Mas como eu não sou arquiteta nem engenheira, para além da ponte, foi a paisagem me trouxe aqui!
O rio Tara e as montanhas em redor são tão extraordinários, que todo o tempo que passei a contemplar e a espreitar, foi pouco. Quando inicialmente decidi pernoitar junto ao Canyon, eu tinha em mente ir lá abaixo de moto, por um caminho que leva a uma igreja, e de lá poderia apreciar a ponte ao longe e tal…
Mas na hora de descer não tive coragem… ainda desci um pouco, mas o caminho era longo, íngreme e em terra batida…
A minha mão, meio inutilizada, e o trauma da queda que quebrara meu pulso, não me permitiram arriscar…
Quanto tempo iria demorar até o trauma passar?
Eu sou de choramingar pelo perdi e sim de aproveitar ao máximo o que tenho, por isso segui curtindo tudo o que podia, porque as estradas eram inspiradoras e cheias de curvas.

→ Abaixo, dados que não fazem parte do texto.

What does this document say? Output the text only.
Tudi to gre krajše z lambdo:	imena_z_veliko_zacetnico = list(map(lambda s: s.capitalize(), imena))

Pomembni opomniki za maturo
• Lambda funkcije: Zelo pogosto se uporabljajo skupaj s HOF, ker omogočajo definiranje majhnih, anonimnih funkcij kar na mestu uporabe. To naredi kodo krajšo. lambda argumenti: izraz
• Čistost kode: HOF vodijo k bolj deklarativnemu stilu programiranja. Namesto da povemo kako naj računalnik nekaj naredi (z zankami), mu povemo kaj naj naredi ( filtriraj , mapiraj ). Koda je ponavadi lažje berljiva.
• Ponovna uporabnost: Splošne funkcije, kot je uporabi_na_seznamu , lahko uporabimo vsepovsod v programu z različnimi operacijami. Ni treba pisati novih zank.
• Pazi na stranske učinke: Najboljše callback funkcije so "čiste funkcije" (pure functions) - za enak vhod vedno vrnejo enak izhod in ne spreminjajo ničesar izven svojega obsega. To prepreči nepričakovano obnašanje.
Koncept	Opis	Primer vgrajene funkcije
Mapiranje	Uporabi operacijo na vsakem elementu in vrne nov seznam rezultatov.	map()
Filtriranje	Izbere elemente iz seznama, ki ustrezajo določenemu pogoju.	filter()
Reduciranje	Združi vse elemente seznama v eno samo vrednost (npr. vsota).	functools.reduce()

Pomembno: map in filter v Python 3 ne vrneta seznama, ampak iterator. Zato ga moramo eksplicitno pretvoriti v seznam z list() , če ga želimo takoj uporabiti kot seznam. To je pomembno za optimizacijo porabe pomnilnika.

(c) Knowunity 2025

Montenegro é um país deslumbrante com estradas cénicas, montanhas imponentes e vales verdes, sempre com rios cristalinos a passar-lhes pelo meio. São paisagens que me enchem as medidas e facilmente prendem por completo a minha atenção. Desde a primeira vez que explorei este pequeno recanto dos Balcãs que me encantei e sempre que volto me encanto de novo!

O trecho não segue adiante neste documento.